Notoriously thrifty people requiring their own automobiles almost always inevitably purchase a vehicle used rather than new. "Why should I be the one to take the initial 10-25% depreciation hit?" the educated saying goes. This is the philosophy I held for years, purchasing five second-hand cars before deciding to shell out the bucks for a new Honda Odyssey a few years back (albeit one that I was able to negotiate over $5000 off the sticker price at the end of the model year). It turns out this decision to purchase a new people mover (as they like to call it over in the UK) was among the most prescient ones I've made in my adult life. I tell you this now to warn you why you should not buy our minivan when we sell it later this year or next when the next version of the Odyssey goes on sale and we decide to buy a new one.
As I hope our story will show, next time someone tells you to buy a used minivan, think again. As my wife will attest to, our house is largely spotless. But the Odyssey is another story. It's where we tend to let our fastidious standards go for weeks at a time, where the "no-McDonald's inside" rule is tossed out the still-working sunroof just as fast as a three-year-old can whine (after being hit by his older brother), and where university biology students could conduct experiments on the residual growth of bacteria even after all manner of germ rubs and Lysol have been sprayed time and time again.
Not convinced yet? Read on. Heck, even I agree that there are a good many reasons that buying a secondhand minivan appears to make similar sense to buying a used car -- on the surface. After all, they depreciate like any other vehicle. In addition, they're probably more superficially banged up as well, which can lead to a lower valuation and more negotiation wiggle room. But the reasons against far outweigh the decisions for. And it takes a family man (or woman) to tell you why.
Over the course of 45,000 miles and nearly four years of service, our Honda has been all but bulletproof on the outside (aside from the dozen or so dents and scratches that grace its suburban exterior). It's the first time in my life where I can say that I feel ripped off on buying a negotiated extended warranty for a product simple because the underlying product its protecting is so good it won't be necessary.
But the interior and non-mechanical side of the vehicle is another story. Like most families with young kids, there's a better than certain chance -- I can't confirm or deny -- that our vehicle has gotten to know (in some cases quite intimately) most bodily fluids and functions that typical fast-growing babies and children carry out over the course of the day (and over the course of stomach bugs). It's also capable of swallowing quite large amounts of breakfast cereal, dried fruit, small candies and just about any other sustenance or treat that children drop within its many crevices.

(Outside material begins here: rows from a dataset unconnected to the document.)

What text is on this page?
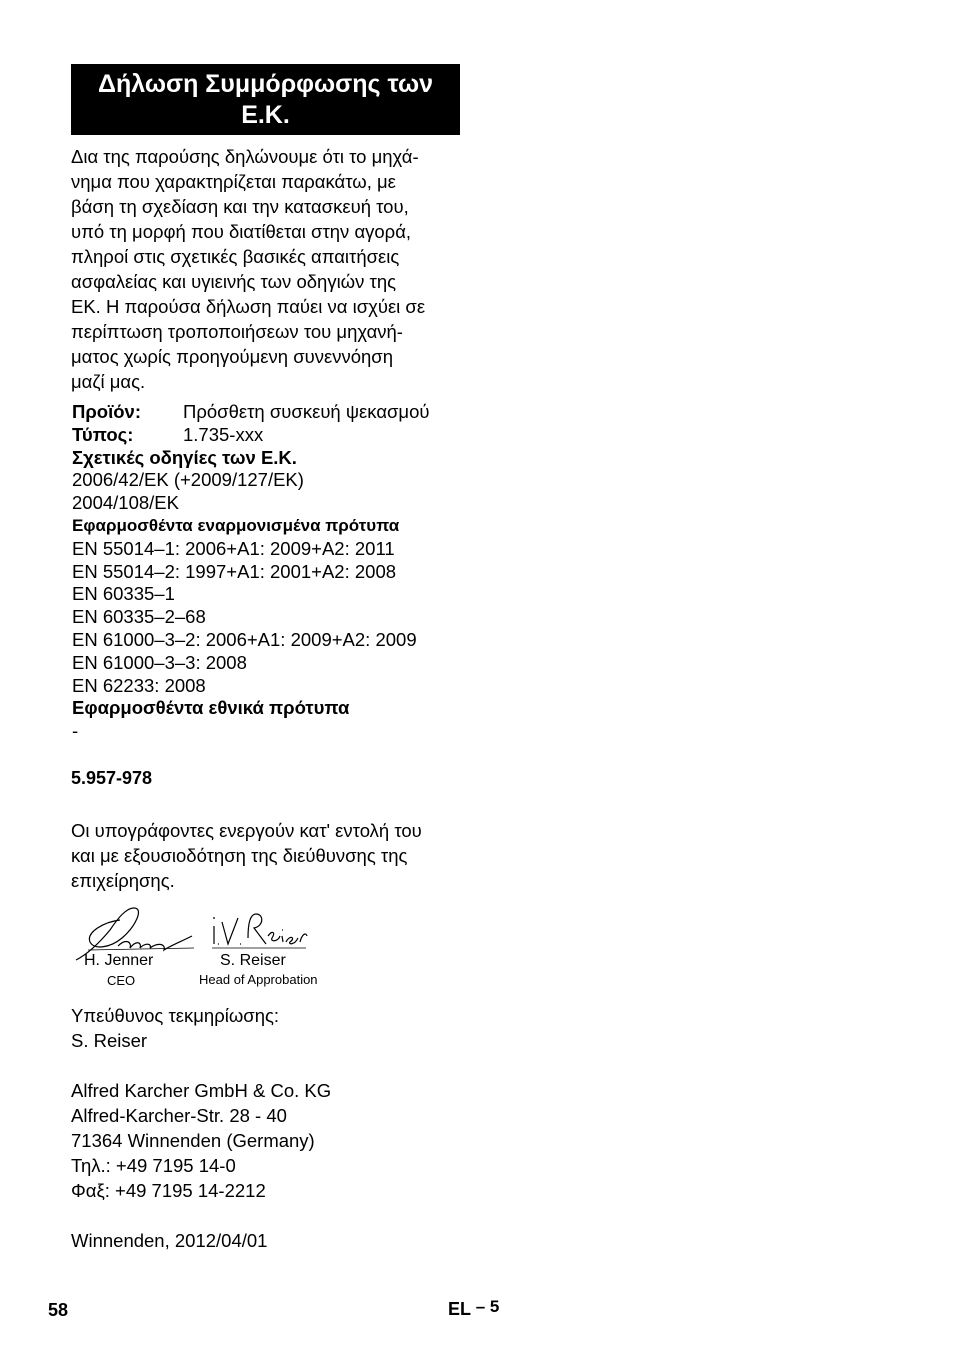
Δήλωση Συμμόρφωσης των
Ε.Κ.
Δια της παρούσης δηλώνουμε ότι το μηχά-
νημα που χαρακτηρίζεται παρακάτω, με
βάση τη σχεδίαση και την κατασκευή του,
υπό τη μορφή που διατίθεται στην αγορά,
πληροί στις σχετικές βασικές απαιτήσεις
ασφαλείας και υγιεινής των οδηγιών της
ΕΚ. Η παρούσα δήλωση παύει να ισχύει σε
περίπτωση τροποποιήσεων του μηχανή-
ματος χωρίς προηγούμενη συνεννόηση
μαζί μας.
Προϊόν: Πρόσθετη συσκευή ψεκασμού
Τύπος:	1.735-xxx
Σχετικές οδηγίες των Ε.Κ.
2006/42/ΕΚ (+2009/127/ΕΚ)
2004/108/ΕΚ
Εφαρμοσθέντα εναρμονισμένα πρότυπα
EN 55014–1: 2006+A1: 2009+A2: 2011
EN 55014–2: 1997+A1: 2001+A2: 2008
EN 60335–1
EN 60335–2–68
EN 61000–3–2: 2006+A1: 2009+A2: 2009
EN 61000–3–3: 2008
EN 62233: 2008
Εφαρμοσθέντα εθνικά πρότυπα
-
5.957-978
Οι υπογράφοντες ενεργούν κατ' εντολή του
και με εξουσιοδότηση της διεύθυνσης της
επιχείρησης.
H. Jenner
CEO
S. Reiser
Head of Approbation
Υπεύθυνος τεκμηρίωσης:
S. Reiser
Alfred Karcher GmbH & Co. KG
Alfred-Karcher-Str. 28 - 40
71364 Winnenden (Germany)
Τηλ.: +49 7195 14-0
Φαξ: +49 7195 14-2212
Winnenden, 2012/04/01
58	EL – 5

Sure, it cleans up fairly well. And the "new leather" smell still permeates the cabin to some degree. But now it fights with less attractive olfactory opponents -- long banished from the battlefield yet still lingering -- that somehow permanently mark their territory. Speaking of marking territory, most minivans are the part-time home of family critters, which also have been known to do their duty at 75 MPH on the highway. But kids can be far worse than dogs, as anyone 40 miles in between rest stops on a rainy day will tell you.
Quite often, the decision to let thriftiness be your guide -- in a smart, total cost way -- strongly outweighs all other merits of an argument in a purchasing situation, especially on the vehicular front. But sometimes you need to go with your gut (versus the remnants of some previous child's gut) when it comes to purchasing that family truckster. And it might make sense to spring for that Scotchguard option while you're in a free spending mode. After all, in certain cases, spend does not matter quite as much as it does in others.
And if you happen to be the one responding to my Craigslist advertisement in a few months time, I'd like to remind you that this essay was based entirely on the experience of another minivan parked next to ours. Disgusting family, I tell you. Really. I mean it.